Le guerrier silencieux du titre français, c’est l’impressionnant One Eye. Il est muet, borgne et pourtant terriblement sexy (évidemment, c’est Mads Mikkelsen !), et il est retenu prisonnier, enfermé dans une cage, par un étrange clan barbare, qui s’emmerde ferme sur une lande magnifique et désolée et qui a pour seule distraction d’organiser des combats entre leur joujou tout en muscles et leurs meilleurs combattants. Mais comme notre guerrier est porté par la rage de survivre, par une sorte de détermination inflexible, il sort vainqueur de tous les combats et finit par s’échapper avec l’aide d’un mystérieux enfant blond qui sera son guide et sa voix. Leur chemin va croiser celui de vikings christianisés (même si leur christianisme s’accommode assez bien des massacres en tout genre), en quête d’une terre lointaine de l’autre côté de l’océan mystérieux…

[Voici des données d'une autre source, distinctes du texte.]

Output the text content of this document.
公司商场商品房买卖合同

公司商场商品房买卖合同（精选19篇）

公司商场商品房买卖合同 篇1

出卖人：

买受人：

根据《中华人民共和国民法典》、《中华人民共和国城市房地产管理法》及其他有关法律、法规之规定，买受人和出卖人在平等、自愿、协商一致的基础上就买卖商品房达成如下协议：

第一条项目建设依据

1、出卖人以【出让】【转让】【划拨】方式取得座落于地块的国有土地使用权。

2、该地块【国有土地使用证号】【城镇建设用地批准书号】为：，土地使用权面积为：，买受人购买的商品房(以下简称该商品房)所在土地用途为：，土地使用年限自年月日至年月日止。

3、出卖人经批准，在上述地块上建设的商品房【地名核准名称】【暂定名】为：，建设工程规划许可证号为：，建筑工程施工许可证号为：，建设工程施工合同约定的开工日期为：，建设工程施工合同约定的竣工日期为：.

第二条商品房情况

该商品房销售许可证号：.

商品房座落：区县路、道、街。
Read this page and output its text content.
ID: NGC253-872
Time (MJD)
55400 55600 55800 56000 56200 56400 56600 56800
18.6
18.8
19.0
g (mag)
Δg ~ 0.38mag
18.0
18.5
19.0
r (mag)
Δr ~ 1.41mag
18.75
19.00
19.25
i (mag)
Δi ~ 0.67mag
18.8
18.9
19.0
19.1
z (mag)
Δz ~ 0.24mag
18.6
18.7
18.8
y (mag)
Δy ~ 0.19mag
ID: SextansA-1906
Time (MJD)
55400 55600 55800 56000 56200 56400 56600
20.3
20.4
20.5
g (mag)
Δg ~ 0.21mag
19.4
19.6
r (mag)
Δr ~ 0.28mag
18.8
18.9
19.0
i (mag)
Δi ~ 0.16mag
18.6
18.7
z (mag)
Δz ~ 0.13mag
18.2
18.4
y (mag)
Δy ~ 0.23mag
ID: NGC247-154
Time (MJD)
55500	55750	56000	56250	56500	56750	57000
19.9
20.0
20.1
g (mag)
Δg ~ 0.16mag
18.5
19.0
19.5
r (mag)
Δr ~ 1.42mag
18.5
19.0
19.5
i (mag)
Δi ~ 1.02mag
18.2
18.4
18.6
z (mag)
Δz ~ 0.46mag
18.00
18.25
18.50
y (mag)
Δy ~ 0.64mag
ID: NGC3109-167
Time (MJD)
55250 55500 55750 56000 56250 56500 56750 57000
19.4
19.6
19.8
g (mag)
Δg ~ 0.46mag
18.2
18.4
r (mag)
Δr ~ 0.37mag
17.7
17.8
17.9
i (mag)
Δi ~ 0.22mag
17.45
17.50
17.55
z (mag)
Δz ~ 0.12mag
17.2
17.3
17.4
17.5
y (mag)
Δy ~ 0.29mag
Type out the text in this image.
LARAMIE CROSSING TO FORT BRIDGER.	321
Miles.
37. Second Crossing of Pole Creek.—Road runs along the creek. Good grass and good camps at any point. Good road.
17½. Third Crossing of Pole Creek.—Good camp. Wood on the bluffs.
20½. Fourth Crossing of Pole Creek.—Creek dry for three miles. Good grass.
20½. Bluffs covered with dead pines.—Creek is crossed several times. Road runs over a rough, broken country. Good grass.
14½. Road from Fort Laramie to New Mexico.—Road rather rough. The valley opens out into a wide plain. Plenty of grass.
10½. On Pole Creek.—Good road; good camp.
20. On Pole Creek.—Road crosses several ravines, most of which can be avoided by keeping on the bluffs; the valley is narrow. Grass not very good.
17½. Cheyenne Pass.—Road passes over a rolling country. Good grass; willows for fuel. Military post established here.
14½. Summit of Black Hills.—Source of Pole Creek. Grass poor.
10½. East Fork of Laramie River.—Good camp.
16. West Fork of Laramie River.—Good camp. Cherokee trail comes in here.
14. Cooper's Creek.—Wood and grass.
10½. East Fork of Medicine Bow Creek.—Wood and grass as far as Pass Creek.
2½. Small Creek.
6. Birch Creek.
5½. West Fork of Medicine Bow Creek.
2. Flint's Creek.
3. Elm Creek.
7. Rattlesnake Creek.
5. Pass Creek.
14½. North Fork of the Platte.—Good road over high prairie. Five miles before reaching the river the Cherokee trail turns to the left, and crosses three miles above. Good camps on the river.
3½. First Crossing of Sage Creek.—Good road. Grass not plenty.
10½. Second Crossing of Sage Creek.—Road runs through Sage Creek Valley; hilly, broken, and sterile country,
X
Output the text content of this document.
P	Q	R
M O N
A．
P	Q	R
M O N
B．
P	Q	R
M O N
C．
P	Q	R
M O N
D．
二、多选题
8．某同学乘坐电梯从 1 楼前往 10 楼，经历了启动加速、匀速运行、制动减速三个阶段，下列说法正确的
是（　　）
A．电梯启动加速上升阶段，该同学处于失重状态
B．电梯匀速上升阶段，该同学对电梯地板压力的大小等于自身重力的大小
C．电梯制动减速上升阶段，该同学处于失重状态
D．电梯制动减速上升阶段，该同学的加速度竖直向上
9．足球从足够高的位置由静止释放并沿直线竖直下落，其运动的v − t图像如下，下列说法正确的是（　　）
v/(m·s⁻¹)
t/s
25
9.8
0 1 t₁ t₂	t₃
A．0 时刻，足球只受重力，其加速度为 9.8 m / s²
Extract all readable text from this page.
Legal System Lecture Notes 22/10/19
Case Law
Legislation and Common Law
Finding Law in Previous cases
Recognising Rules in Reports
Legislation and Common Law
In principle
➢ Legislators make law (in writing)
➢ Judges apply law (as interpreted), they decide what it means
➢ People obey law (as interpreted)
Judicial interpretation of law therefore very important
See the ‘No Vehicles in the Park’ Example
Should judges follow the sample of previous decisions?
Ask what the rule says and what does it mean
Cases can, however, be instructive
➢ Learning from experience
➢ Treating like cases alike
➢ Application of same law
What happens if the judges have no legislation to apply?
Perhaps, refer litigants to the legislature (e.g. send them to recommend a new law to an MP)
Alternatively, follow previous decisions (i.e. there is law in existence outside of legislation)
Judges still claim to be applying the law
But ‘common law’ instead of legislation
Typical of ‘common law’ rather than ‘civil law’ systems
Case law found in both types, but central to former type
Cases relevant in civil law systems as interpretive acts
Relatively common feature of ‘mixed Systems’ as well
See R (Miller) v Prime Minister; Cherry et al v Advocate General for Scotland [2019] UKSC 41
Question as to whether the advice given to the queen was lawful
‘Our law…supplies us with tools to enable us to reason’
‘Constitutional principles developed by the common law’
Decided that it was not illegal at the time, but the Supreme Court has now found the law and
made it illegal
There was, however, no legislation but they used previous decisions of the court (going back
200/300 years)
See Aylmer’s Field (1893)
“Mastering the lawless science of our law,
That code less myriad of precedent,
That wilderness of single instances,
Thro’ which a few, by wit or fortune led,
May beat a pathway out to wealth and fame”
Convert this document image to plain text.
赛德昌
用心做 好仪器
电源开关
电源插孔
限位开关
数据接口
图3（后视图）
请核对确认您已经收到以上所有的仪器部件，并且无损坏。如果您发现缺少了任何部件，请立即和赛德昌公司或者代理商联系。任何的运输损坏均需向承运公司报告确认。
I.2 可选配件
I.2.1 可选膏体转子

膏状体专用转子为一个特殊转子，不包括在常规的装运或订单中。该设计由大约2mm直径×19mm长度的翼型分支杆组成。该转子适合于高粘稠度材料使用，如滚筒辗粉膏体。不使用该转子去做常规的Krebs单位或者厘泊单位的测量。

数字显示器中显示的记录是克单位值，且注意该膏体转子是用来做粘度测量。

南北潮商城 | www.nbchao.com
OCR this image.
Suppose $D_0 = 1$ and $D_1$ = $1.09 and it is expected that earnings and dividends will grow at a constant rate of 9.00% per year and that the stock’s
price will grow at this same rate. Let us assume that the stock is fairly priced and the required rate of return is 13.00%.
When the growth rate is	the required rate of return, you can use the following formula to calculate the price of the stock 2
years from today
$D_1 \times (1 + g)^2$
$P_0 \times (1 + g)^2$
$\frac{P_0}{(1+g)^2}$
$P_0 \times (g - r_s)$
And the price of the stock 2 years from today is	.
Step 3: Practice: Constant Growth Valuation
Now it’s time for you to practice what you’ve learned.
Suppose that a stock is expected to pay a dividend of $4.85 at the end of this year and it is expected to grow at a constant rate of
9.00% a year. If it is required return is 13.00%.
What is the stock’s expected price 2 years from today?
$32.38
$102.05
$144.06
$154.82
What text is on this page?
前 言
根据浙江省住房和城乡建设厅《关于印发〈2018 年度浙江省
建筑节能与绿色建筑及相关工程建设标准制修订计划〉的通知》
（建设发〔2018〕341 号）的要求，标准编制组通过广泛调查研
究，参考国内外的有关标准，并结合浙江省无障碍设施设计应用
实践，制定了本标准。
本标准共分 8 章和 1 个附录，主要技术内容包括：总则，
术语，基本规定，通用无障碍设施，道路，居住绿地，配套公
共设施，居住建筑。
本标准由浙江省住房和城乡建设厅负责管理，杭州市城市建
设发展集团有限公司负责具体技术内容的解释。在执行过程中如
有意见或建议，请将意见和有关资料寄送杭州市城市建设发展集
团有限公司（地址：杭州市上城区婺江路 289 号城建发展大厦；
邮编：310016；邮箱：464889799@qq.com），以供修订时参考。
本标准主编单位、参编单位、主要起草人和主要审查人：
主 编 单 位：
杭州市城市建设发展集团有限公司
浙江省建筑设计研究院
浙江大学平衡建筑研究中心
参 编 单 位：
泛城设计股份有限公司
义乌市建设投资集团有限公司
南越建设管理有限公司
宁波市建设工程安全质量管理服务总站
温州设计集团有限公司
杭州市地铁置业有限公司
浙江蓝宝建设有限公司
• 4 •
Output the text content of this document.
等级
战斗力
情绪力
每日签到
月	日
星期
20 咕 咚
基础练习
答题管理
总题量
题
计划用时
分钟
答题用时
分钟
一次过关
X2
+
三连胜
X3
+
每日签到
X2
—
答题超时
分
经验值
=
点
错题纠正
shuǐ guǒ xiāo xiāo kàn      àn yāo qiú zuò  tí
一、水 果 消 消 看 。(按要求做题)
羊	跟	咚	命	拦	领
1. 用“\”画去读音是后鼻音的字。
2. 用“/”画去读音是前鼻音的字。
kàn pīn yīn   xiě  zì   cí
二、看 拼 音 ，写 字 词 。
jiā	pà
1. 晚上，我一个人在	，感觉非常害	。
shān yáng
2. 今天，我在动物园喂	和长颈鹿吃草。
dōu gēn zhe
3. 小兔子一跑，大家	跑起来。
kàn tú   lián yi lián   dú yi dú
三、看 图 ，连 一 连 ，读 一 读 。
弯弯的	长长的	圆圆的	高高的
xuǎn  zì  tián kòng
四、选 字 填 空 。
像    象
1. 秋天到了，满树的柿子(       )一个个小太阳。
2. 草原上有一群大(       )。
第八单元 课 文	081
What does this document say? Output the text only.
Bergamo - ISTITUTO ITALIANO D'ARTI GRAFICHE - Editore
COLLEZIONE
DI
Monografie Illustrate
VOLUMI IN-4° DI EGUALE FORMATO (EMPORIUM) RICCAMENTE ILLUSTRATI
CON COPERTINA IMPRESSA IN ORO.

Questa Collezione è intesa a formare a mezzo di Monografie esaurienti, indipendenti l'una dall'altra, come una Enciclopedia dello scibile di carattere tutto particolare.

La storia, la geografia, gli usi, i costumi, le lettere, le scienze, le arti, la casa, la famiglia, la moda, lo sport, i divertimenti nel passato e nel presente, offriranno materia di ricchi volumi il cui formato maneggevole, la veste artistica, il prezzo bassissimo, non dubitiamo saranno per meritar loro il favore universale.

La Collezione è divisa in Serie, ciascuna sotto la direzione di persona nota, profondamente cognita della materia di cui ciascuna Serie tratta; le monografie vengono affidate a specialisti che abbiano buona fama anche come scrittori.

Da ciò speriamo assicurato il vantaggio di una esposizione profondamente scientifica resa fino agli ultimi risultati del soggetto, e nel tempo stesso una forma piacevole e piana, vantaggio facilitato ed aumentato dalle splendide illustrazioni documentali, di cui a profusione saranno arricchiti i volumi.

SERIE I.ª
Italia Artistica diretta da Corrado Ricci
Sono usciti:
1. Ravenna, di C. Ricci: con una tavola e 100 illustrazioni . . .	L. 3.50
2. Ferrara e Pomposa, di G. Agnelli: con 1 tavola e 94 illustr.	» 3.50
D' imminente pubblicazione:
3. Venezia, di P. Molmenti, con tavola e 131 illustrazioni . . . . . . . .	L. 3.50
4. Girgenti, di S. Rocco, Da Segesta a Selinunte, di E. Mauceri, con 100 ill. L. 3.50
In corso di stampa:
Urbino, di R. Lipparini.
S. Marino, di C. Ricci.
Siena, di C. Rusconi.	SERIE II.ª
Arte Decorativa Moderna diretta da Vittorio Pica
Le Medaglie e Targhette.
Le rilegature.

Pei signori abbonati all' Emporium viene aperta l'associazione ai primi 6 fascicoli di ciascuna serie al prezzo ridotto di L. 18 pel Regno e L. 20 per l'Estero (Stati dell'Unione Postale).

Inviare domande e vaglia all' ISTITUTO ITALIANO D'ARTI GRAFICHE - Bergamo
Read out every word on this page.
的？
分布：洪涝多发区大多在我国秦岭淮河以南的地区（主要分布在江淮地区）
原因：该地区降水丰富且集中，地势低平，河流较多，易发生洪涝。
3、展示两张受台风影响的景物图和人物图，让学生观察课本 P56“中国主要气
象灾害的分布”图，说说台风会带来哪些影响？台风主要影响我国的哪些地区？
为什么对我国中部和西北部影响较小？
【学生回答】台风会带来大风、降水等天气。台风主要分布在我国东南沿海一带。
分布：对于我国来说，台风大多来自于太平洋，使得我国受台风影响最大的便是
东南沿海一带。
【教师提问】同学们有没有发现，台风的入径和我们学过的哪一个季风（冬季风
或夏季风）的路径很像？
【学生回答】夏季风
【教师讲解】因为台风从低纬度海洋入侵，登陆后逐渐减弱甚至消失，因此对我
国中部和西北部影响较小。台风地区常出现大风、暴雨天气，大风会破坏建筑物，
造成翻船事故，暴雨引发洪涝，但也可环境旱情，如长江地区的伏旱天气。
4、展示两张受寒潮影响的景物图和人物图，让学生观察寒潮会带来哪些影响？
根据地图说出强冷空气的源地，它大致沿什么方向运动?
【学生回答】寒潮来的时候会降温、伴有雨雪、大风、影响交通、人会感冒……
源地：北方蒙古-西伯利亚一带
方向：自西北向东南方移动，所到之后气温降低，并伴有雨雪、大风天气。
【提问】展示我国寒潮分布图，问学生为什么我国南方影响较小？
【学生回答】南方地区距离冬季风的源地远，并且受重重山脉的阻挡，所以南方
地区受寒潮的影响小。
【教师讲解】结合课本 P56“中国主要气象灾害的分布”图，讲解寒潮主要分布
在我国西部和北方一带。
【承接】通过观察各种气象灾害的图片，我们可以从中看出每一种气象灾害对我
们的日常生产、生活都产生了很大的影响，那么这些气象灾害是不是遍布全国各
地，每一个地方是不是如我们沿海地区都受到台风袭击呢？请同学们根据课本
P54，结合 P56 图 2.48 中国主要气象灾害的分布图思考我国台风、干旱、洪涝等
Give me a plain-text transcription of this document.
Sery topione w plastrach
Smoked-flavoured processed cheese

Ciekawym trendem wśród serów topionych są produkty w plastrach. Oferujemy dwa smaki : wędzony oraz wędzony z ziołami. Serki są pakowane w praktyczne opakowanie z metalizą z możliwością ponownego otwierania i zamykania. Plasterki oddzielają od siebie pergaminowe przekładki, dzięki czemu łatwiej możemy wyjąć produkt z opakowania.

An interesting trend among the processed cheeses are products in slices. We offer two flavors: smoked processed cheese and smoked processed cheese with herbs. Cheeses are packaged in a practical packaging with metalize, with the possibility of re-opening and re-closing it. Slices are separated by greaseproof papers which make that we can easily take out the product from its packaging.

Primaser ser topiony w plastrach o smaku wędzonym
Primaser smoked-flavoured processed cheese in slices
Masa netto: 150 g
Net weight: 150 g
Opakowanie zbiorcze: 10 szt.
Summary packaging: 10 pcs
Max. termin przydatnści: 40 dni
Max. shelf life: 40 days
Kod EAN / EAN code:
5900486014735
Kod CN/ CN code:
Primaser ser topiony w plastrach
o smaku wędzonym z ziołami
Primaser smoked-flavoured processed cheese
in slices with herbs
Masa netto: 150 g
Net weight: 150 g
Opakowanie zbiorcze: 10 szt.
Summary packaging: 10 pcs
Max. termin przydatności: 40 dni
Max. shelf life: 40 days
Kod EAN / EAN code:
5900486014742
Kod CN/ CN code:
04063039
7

Nous n’en dirons pas plus… Mais Le Guerrier silencieux évoquerait le voyage d’Erik Le Rouge, guerrier norvégien dont on pense qu’il aurait découvert Terre Neuve cinq siècles avant Christophe Colomb, que ce ne serait pas étonnant. Comme dit plus haut, et contrairement à ce que pourrait faire craindre le résumé forcément trop rapide de l’intrigue, Le Guerrier silencieux est loin d’être un film de baston basique, même s’il n’esquive pas la violence. Le film est un hommage inouï aux plus grands maîtres du cinéma visionnaire et au cours de la projection, c’est toute une vie de spectateur qui semble défiler. Quand on est dans la lande, avec ces plans très longs qui rendent la splendeur des paysages, on pense à Dreyer, ou à Bergman, avec notamment cet étrange personnage d’enfant blond. Pendant les scènes de guerre shakespeariennes, on pense forcément à Kurosawa (One Eye s’apparente à ces ronins solitaires des films du réalisateur japonais) ou, pour les cinéphiles portés sur le cinéma bis, à la série sublime des Baby Cart, l’Enfant Massacre, où un samouraï trimbalait un jeune enfant dans une carriole aux côtés de ses katanas. Et puis la remontée du fleuve, sous la menace permanente des populations autochtones qu’on ne voit jamais, la folie qui s’empare des Vikings tiraillés par la peur et la solitude face à un monde inconnu évoquent irrésistiblement le chef d’œuvre de Werner Herzog, Aguirre ou la Colère de Dieu, programmé chez nous il n’y a guère, où Klaus Kinski était un conquistador devenu fou, abandonné à l’Amazone.
Mais jamais Le Guerrier Silencieux ne croule sous ces références, et on peut parfaitement être emporté par le film sans avoir vu les œuvres ci-dessus citées… Nicolas Winding Refn impose tranquillement un regard et une singularité incroyables, nous embarquant dans un voyage aux confins méconnus de l’histoire, au bout de l’enfer, au cœur du plaisir du cinéma.